6 reasons to go (and not go) to a security conference

…the parties – don’t forget the many, many parties.

I’m at the annual RSA Conference this week in San Francisco. There are a number of RSA Conferences them around the world, but this is the big one. There will be thousands – in fact, tens of thousands – of people attending, probably hundreds of exhibitors, and I’ve just pored through the many, many sessions available just on the first day to identify the ones I want to attend.

RSA – as other conferences – comes under fire for just being an opportunity for security vendors to pitch their wares, rather than a conference about security, and there is some truth in that. To be fair, though, they’re the ones sponsoring the show[1], and making it all work, and many of them will pay, as part of that sponsorship, to have sessions where they will pitch their products. And people attend these talks[3] – it’s really not my thing (and I’ve written about it in the past), but I’ve noticed that this year, there are clues in the session title that a particular talk will be sponsor-led, so more opportunities to avoid them if you’re not interested.

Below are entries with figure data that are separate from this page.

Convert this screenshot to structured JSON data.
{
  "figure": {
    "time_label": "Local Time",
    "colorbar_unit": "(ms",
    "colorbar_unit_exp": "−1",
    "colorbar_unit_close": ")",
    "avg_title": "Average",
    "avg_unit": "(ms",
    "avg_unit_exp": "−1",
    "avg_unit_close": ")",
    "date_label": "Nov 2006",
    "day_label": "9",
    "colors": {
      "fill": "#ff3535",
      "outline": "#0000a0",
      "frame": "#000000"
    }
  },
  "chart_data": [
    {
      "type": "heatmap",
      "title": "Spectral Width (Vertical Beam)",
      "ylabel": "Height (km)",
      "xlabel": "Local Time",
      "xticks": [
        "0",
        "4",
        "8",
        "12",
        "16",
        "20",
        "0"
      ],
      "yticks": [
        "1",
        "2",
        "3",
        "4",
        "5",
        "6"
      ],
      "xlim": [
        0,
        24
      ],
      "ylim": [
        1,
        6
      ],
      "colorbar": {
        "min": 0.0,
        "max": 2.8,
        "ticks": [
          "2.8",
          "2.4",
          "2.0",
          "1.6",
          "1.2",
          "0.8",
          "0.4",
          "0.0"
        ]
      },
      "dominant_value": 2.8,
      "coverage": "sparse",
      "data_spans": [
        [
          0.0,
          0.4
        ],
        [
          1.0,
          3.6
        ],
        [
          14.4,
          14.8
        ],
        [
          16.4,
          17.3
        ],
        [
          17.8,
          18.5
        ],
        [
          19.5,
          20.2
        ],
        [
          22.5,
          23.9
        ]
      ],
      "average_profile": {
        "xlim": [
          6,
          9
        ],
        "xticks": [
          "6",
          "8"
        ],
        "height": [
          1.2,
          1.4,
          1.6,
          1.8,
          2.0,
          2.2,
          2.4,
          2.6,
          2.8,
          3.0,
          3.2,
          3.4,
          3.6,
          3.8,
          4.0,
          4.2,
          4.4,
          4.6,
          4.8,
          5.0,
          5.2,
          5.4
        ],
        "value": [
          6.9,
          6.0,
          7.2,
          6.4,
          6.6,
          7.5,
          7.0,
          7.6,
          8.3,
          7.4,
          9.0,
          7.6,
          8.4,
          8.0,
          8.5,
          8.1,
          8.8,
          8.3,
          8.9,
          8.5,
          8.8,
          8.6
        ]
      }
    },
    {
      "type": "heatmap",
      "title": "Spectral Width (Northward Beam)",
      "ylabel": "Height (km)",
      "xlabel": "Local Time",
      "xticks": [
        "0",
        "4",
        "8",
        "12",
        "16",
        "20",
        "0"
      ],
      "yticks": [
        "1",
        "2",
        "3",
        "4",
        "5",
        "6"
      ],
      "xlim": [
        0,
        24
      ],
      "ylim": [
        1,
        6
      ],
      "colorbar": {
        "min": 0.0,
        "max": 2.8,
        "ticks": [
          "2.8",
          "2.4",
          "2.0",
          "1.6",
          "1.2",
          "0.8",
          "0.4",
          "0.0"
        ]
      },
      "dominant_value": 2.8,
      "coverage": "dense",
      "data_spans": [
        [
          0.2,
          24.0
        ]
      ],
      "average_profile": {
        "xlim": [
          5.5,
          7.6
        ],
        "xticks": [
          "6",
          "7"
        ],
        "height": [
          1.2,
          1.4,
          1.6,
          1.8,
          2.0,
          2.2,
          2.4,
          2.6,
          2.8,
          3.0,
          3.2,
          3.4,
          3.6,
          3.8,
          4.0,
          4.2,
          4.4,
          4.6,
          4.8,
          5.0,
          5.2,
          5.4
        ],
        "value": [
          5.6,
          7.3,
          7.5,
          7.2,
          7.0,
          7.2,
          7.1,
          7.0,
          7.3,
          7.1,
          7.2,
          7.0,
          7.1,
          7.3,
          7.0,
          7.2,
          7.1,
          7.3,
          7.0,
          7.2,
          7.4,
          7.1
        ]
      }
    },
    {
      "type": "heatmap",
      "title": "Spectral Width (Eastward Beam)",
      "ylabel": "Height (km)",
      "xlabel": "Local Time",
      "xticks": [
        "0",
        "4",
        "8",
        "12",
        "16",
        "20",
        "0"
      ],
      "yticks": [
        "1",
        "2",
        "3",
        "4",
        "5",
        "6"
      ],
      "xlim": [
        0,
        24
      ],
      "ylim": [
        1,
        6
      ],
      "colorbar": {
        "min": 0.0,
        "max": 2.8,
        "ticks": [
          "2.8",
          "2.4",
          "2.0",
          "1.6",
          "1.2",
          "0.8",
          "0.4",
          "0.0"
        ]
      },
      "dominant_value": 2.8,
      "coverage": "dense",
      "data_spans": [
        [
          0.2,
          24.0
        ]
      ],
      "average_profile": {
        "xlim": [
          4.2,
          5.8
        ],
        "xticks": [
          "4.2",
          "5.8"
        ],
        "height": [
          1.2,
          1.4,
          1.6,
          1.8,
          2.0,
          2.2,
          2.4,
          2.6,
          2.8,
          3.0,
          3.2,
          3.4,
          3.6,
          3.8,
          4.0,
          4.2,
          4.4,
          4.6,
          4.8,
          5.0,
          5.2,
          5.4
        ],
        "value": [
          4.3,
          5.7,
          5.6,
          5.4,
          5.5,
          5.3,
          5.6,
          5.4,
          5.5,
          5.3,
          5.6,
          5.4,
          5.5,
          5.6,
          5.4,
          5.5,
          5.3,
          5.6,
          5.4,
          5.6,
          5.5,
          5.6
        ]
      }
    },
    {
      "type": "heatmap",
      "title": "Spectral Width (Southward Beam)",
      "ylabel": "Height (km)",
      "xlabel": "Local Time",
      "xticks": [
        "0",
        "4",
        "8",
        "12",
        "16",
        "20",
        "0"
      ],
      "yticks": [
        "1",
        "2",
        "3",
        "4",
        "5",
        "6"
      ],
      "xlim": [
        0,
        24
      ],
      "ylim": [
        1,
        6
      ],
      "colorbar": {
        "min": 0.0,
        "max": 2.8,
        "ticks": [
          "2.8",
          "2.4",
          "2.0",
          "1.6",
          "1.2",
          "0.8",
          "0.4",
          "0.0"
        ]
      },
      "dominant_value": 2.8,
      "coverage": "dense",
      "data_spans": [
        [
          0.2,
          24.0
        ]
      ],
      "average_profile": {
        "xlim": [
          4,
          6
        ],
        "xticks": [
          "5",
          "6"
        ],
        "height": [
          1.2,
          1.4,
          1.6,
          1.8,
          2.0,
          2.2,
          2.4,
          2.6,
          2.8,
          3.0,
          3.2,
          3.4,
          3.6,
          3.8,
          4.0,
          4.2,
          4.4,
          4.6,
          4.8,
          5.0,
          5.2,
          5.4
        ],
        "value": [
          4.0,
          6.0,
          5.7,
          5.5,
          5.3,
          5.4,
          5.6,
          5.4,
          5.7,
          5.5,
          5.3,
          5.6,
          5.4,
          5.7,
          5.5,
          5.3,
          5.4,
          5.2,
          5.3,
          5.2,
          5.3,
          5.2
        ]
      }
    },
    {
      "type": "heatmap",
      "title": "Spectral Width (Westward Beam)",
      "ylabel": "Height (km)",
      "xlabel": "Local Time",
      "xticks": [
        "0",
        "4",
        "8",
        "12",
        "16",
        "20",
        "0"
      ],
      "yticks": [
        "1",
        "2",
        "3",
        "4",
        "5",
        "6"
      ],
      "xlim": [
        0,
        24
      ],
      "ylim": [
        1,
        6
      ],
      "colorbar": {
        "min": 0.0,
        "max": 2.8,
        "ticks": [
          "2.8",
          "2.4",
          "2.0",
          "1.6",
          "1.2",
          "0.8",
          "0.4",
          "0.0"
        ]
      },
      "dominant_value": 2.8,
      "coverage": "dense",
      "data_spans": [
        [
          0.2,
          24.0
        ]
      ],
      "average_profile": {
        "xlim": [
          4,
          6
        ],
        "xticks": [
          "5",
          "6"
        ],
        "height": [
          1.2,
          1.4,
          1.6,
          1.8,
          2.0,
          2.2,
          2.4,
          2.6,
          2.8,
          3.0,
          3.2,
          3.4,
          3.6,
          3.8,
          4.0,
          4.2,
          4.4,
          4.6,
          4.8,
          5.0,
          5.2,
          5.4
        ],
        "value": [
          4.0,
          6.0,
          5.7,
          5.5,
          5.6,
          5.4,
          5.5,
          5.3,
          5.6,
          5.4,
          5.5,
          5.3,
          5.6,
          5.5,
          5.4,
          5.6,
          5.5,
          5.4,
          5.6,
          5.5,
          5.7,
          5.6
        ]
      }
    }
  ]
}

There are, however, lots and lots of talks that aren’t just product pitches. These range from the uber-technical academic cryptography talks[4] to “how we managed to deal with this problem in my company”, “what we’ve learned over 5/10/20/100 years of X” and innumerable talks on DevSecOps, Agile, security for/within/outside/above the Cloud by vendors, airlines, software companies, banks, insurance companies and very few start-ups.

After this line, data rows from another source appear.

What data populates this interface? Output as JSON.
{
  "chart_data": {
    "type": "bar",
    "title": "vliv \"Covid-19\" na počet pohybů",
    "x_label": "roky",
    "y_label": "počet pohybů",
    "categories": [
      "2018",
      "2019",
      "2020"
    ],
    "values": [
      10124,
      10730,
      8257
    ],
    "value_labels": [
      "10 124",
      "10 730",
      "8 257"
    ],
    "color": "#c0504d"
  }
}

I’ve been a little harsh in the previous paragraph, but I reckon there’s actually going to be something (probably many things – choosing between the multiple sessions scheduled at the same time can be challenging) for everybody. I always get a little annoyed that there’s not enough talk about systems security and complexity, but there actually seems to be a little more of that this year – though I’m willing to bet that the expo hall will be somewhat light on the same, with the usual SIEM, email security, storage, authentication, authorisation, logging and network tools being very much in evidence, alongside big consultancies and some a few small companies, not-for-profits and educational institutions.

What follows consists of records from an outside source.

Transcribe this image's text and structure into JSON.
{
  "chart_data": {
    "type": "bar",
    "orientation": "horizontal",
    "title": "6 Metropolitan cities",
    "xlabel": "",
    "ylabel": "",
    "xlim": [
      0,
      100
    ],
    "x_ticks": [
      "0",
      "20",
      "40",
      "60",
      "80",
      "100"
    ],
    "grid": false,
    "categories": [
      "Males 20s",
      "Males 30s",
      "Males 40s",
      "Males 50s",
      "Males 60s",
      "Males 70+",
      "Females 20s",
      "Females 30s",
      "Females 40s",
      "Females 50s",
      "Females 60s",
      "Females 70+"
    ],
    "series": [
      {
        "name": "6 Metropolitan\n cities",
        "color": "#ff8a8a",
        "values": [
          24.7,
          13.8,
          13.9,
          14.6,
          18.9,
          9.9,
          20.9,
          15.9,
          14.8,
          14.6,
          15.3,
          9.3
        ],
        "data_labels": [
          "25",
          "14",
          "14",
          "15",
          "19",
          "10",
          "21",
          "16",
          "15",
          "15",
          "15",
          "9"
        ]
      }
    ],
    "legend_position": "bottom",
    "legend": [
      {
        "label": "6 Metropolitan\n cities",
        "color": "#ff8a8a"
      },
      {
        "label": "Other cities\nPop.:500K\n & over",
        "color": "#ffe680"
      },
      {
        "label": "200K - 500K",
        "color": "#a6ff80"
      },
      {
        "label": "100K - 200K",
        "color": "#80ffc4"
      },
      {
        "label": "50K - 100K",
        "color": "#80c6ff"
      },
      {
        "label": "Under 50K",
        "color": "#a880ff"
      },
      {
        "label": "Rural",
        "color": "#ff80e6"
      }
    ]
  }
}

6 reasons to attend a security conference

What, then, are some good reasons to attend a security conference? Here are my top 6 – in no particular order:

  1. sessions which will teach you something new – or help you see something from somebody else’s perspective;
  2. catching up with colleagues who you don’t otherwise get to see;
  3. the hallway track – meeting people between sessions, at meals or parties, in the lift[5] at your hotel and striking up a conversation;
  4. being able to check out vendors at their booths in the expo, and get demos of their products;
  5. swag and give-aways[6];
  6. the parties.

6 reasons not to attend a security conference

It only seems fair to provide the flipside, so here we go, this time in a particular order:

  1. sessions which won’t teach you anything new – or which show you something from the perspective of a speaker who you suspect has never worked in the real world, or is a complete idiot;
  2. catching up with colleagues who you’ve managed to avoid for the past 12 months, but who realise that you’re going to be at the show, and who you can’t politely put off meeting;
  3. the hallway track – being accosted by people between sessions who’ve seen your badge, have heard of your company, and have a particular feature that they really, really want you to implement, despite the fact that a) you’re not on the product team and b) they only buy one licence/subscription from your company a year;
  4. being subjected to demos by vendors at their booths in the expo because you didn’t move away fast enough, despite the fact that you only moved close to find out what their swag was;
  5. swag and give-aways – too many t-shirts (never enough in womens’ sizes, I’m told), and realisation that you’ve got so many that you’re going to have to check in extra hold luggage on the way back home to get it back to your children, who will have no interest in it, anyway;
  6. the parties – in particular the standard of the wine (poor) and beer (either so hoppy it makes your teeth retract into your gums or so gassy that you swell up to the size of a beachball) – and how you feel after them.

So, make your choices, and decide whether to go or not. I’ll keep an eye out for you in the lift at the hotel…


1 – and the parties – don’t forget the many, many parties[2].

2 – painkillers and heartburn medication are must-pack items for any serious attendees.

3 – not always on purpose -there are times when you’ll see an early exodus of people as they realise what they turned up to.

4 – all credit if you manage to get past the first slide of mathematics.

5 – I don’t care if it’s in the US, I’m not calling it an escalator.

6 – I reckon that the standard of swag at a conference is directly proportional to the strength of the market in that the sector 6 months ago – there’s a delay in marketing budgets.

Author: Mike Bursell

Long-time Open Source and Linux bod, distributed systems security, etc.. Now employed by Red Hat.